The House of Lords heard the case in February 1971, holding that while quality issues or contamination did not make an ingredient different in definition, there was a reasonable expectation of quality where ingredient suppliers knew the purpose of the ingredient and had reason to know the risks.

==Facts==
Ashington Piggeries, a mink farm in Ashington, Dorset, devised a recipe for mink feed, contracting in 1960 with Christopher Hill to supply ingredients and compound them. The food was marketed under the name "King Size". At first, there were no problems, but in February 1961 Christopher Hill entered into a contract with Norwegian company Sildemelutvalget to supply Norwegian herring meal rather than the herring meal previously used. In July 1961, mink fed "King Size" began to die in large numbers of liver disease. Unbeknownst to the parties, the sodium nitrite preservative used in the Norwegian herring meal produced a substance, dimethylnitrosamine (DMNA), toxic to many animals, highly so to mink. None of the parties were aware that DMNA (the potential dangers of which were known, although lethal dosages were not) was present in the meal.
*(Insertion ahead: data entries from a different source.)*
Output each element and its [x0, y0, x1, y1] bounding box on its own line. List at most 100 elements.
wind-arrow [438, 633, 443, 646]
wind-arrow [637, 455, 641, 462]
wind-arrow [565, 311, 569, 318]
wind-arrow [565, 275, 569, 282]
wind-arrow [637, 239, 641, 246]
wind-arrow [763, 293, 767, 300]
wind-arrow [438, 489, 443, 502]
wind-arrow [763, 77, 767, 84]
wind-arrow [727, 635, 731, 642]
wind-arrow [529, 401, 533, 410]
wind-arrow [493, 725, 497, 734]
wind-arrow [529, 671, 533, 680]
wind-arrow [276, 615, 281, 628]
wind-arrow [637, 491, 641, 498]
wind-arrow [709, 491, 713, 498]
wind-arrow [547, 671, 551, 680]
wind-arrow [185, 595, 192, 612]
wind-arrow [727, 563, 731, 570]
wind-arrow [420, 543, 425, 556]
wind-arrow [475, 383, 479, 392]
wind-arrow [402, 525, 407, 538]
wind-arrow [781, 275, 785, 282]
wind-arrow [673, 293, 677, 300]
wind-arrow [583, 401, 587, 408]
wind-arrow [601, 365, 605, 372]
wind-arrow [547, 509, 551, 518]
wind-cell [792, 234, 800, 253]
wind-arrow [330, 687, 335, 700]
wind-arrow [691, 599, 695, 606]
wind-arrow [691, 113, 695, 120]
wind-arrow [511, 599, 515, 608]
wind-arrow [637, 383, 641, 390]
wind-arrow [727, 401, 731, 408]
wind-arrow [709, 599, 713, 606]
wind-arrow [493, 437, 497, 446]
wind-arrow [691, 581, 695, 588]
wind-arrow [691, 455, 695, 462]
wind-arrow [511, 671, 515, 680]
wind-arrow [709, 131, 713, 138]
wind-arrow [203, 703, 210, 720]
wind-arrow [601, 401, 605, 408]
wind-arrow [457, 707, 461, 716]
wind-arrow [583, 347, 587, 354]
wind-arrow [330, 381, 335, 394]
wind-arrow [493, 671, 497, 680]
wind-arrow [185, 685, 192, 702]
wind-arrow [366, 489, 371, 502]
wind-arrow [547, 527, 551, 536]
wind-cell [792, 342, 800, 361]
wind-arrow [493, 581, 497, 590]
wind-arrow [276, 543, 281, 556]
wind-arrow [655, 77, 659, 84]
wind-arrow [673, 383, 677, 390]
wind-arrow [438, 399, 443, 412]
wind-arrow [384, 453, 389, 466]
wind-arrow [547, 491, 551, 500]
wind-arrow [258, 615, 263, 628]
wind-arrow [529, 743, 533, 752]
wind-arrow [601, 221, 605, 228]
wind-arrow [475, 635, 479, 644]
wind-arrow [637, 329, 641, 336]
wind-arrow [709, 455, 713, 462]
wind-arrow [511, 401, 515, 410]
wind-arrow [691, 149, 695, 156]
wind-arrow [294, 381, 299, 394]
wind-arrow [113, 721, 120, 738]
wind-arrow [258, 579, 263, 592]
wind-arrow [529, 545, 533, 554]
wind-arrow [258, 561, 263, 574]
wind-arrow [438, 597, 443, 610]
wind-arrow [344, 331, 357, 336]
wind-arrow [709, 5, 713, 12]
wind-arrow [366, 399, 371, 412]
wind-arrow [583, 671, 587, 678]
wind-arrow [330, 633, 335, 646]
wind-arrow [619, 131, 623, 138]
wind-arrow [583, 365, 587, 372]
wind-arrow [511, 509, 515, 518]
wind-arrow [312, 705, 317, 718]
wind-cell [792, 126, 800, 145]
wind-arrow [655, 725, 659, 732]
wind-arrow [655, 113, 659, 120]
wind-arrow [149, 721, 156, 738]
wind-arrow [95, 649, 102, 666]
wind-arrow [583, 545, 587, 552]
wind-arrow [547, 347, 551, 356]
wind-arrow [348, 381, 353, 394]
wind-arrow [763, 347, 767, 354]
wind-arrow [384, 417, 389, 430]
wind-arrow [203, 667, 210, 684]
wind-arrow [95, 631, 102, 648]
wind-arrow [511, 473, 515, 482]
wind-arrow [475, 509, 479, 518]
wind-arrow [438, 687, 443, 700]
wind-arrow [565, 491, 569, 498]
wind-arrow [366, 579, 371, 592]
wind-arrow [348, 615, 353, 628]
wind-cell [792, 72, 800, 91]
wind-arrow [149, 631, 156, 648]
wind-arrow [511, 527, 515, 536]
When Ashington Piggeries withheld payment for the feed, Christopher Hill sued, and Ashington Piggeries counterclaimed for damages which they claimed were caused by violation of the contract. According to them, Christopher Hill had supplied an ingredient not sanctioned by contract: herring meal plus DMNA. The defendants in turn sued Norsildmel (into which Sildemelutvalget had evolved) under the claim that the words "fair average quality of the season" included in the contract for the herring meal were part of the identification of the ingredient, which the herring meal in question did not meet.

The claims were based on the Sale of Goods Act 1893, specifically with references to sections 13, 14(1) and 14(2). Section 13 requires that goods sold match the description of any contract of sale. Section 14(1) and 14(2) concern the quality of the goods and the degree to which the buyer purchases the expertise of the seller in determining that quality.

In 1968, the trial court found for Ashington Piggeries against Christopher Hill and for Christopher Hill against Norsildmel. The Court of Appeal in 1969 reversed the decision, and the matter was subsequently brought before the House of Lords in 1971.

==Judgment==
The House of Lords dismissed the section 13 concerns because the DMNA was a defect in the herring meal, and not a different ingredient. The problem, they found, was in the quality or condition of the ingredient, and not in its correct identification. The House of Lords also considered section 14(1), by which a buyer relying on the judgment or skill of a seller to provide goods for a particular purpose enters into an implicit contract that the goods are suitable for the purpose. In this case, the House affirmed that Ashington Piggeries was relying on its expertise in determining what ingredients were appropriate, but relying on Christopher Hill to obtain suitable quality ingredients to complete the recipe. Since the potential toxicity of DMNA to all animals was known and since partial reliance on a seller’s skill and judgment qualified under 14(1), the defendant—who knew the purpose of the meal in animal feed—was responsible to provide quality ingredients that were not toxic to animals.

In regards to the defendants' suit against Norsildmel, the Court of Appeal had found that the words "fair average quality of the season" were not part of the identification of the ingredient but instead a warranty as to quality. They found, too, that Norsildmel had not been retained with reliance on their judgment or skill in assessing meals for feed purposes. While Christopher Hill, Inc., would have been within its rights to reject the faulty goods, they were not able to recover compensation because the accepted goods provided were defective. The House of Lords affirmed the former but agreed with the trial court that Norsildmel had knowledge of the purpose of the meal and should have had knowledge of the potential toxicity of it for that purpose. While neither Christopher Hill nor Norsildmel were primarily in the business of feeding mink, the potential toxicity of the substance to animals in general was already known. Whether the agencies had dealt in Norwegian herring meals for the purpose of feeding mink in the past was immaterial.